Research Projects

Projects in the Trakselis laboratory center on understanding the molecular mechanisms of DNA replication and repair and exploiting this knowledge for cancer therapeutics, biotechnology, and nanoscale applications.

One of the hallmarks of DNA replication in archaea is that their replication machinery is more closely related in sequence and function to eukaryotes than prokaryotes. Even though archaea seem to posses most of the homologous replication factors found in eukaryotes, the organization of the complexes are much simpler, in most cases requiring fewer polypeptides to perform similar functions. This allows for a less complicated experimental approach to studying DNA replication in a system where the conclusions can be directly compared to those from higher eukaryotes. We are currently investigating the elongation stage of DNA replication in the crenarachaeon, Sulfolobus solfataricus (Sso), to better understand the role of the three B-type DNA polymerases found in this organism.

replication fork2

We have hound that many DNA polymerases self associate to form higher order macromolecular complexes. These oligomeric DNA polymerase complexes generally have increased processivity over the monomeric form to synthesis DNA more continuously. We anticipate that oligomeric polymerases are used in various genomic maintenance applications including robust DNA synthesis and lesion bypass.

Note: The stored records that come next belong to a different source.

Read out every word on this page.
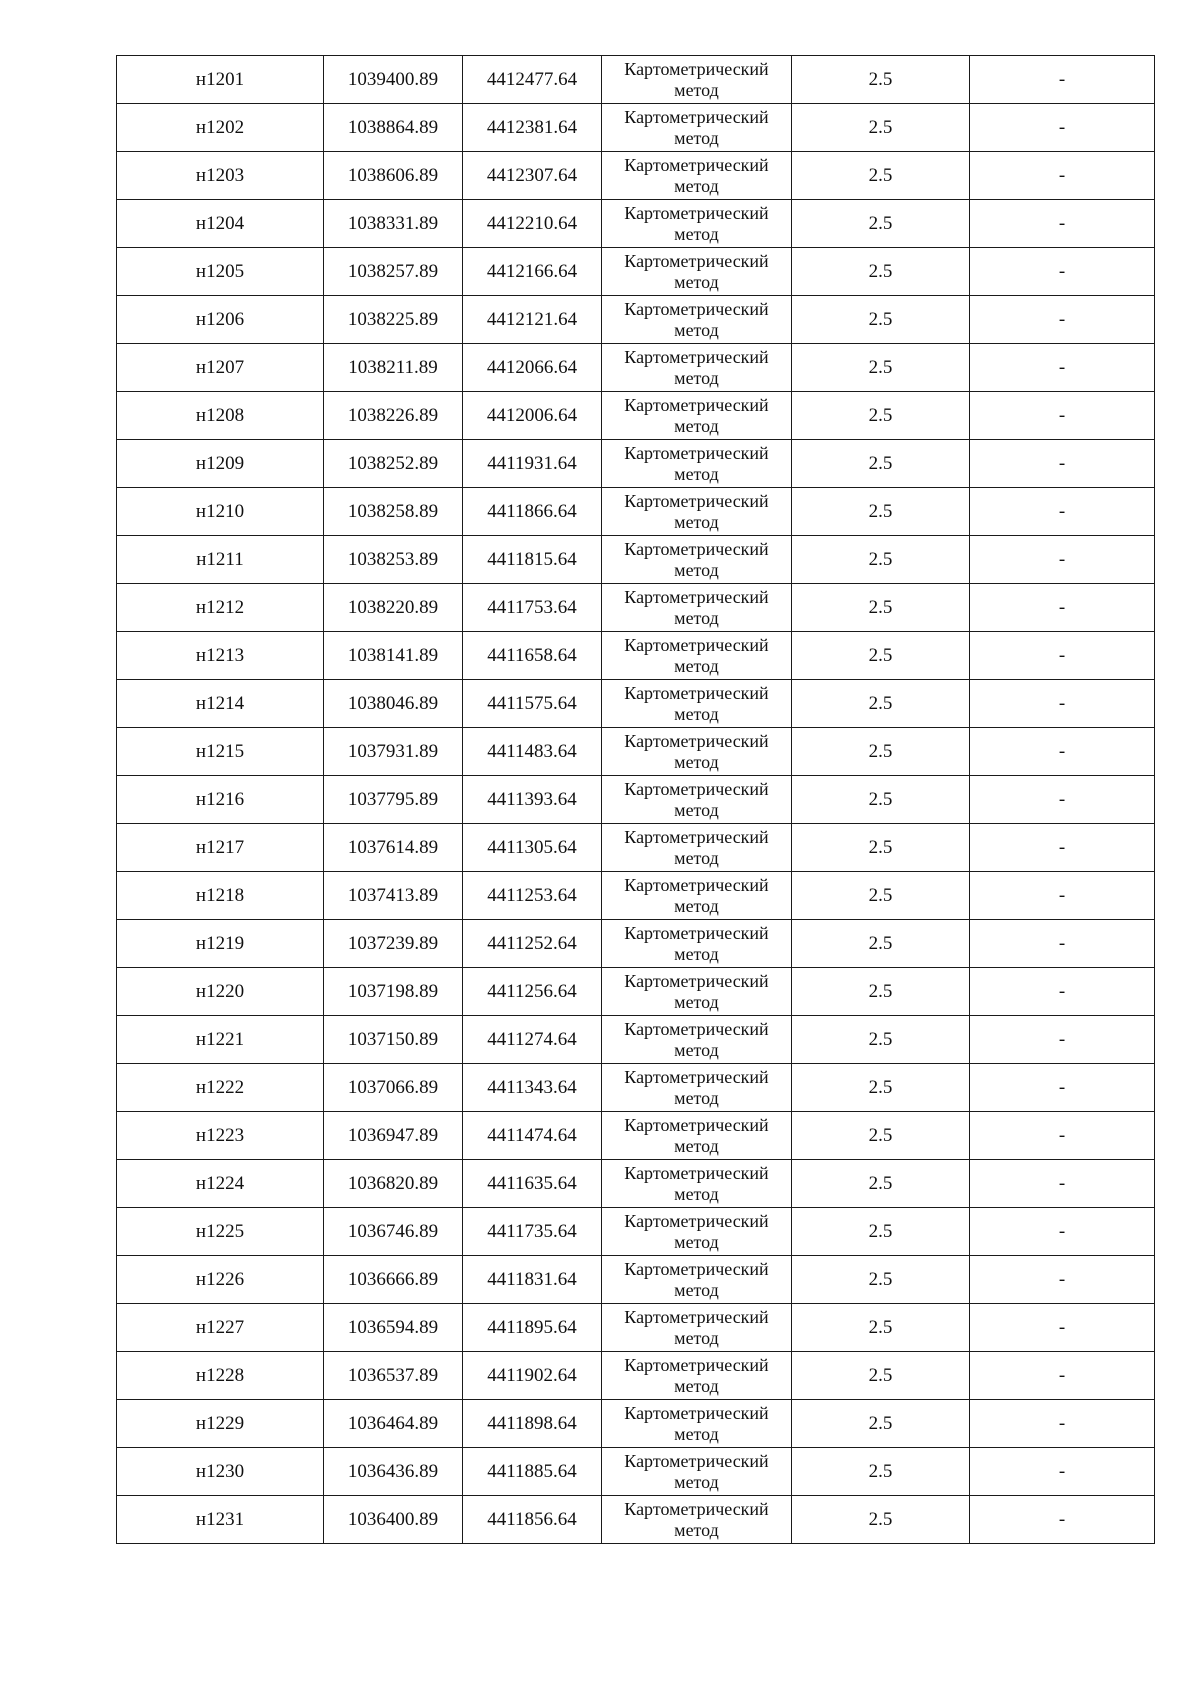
н1201	1039400.89	4412477.64	Картометрический метод	2.5	-
н1202	1038864.89	4412381.64	Картометрический метод	2.5	-
н1203	1038606.89	4412307.64	Картометрический метод	2.5	-
н1204	1038331.89	4412210.64	Картометрический метод	2.5	-
н1205	1038257.89	4412166.64	Картометрический метод	2.5	-
н1206	1038225.89	4412121.64	Картометрический метод	2.5	-
н1207	1038211.89	4412066.64	Картометрический метод	2.5	-
н1208	1038226.89	4412006.64	Картометрический метод	2.5	-
н1209	1038252.89	4411931.64	Картометрический метод	2.5	-
н1210	1038258.89	4411866.64	Картометрический метод	2.5	-
н1211	1038253.89	4411815.64	Картометрический метод	2.5	-
н1212	1038220.89	4411753.64	Картометрический метод	2.5	-
н1213	1038141.89	4411658.64	Картометрический метод	2.5	-
н1214	1038046.89	4411575.64	Картометрический метод	2.5	-
н1215	1037931.89	4411483.64	Картометрический метод	2.5	-
н1216	1037795.89	4411393.64	Картометрический метод	2.5	-
н1217	1037614.89	4411305.64	Картометрический метод	2.5	-
н1218	1037413.89	4411253.64	Картометрический метод	2.5	-
н1219	1037239.89	4411252.64	Картометрический метод	2.5	-
н1220	1037198.89	4411256.64	Картометрический метод	2.5	-
н1221	1037150.89	4411274.64	Картометрический метод	2.5	-
н1222	1037066.89	4411343.64	Картометрический метод	2.5	-
н1223	1036947.89	4411474.64	Картометрический метод	2.5	-
н1224	1036820.89	4411635.64	Картометрический метод	2.5	-
н1225	1036746.89	4411735.64	Картометрический метод	2.5	-
н1226	1036666.89	4411831.64	Картометрический метод	2.5	-
н1227	1036594.89	4411895.64	Картометрический метод	2.5	-
н1228	1036537.89	4411902.64	Картометрический метод	2.5	-
н1229	1036464.89	4411898.64	Картометрический метод	2.5	-
н1230	1036436.89	4411885.64	Картометрический метод	2.5	-
н1231	1036400.89	4411856.64	Картометрический метод	2.5	-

2009 Dpo1 trimer Mikheikin


Using the homohexameric mini chromosome maintenance (MCM) helicase from Sso, we have revealed a new mechanism of unwinding termed “Steric Exclusion and Wrapping (SEW).” The SEW model takes into account both DNA strands in the unwiding mechanism. The 3′-strand interacts in the middle of the hexamer, while the 5′-strand is excluded and wrapped around the exterior of the MCM helicase. The implication is that both strands stabilize the helicase in a forward unwinding mode.


The mini chromosome maintenance proteins (MCMs) have been confirmed to be the replicative helicase and may play some role in the organization of DNA during S phase. Although much effort has been aimed at understanding the role of MCM2-7 in DNA replication initiation, MCM8 and MCM9, paralogs of MCM2, have also recently been implicated in homologous recombination. These proteins are not found in lower eukaryotes such as yeast or C. elegans; so, its function has evolved only in higher eukaryotes. We are currently examining the role of MCM8/9 in human cells with regards to DNA repair defects and links to ovarian deficiencies. We are attempting to determine the function of these proteins by identifying functional interactions with other replication/repair factors in vivo as well as performing in vitro biochemical characterizations of enzyme function.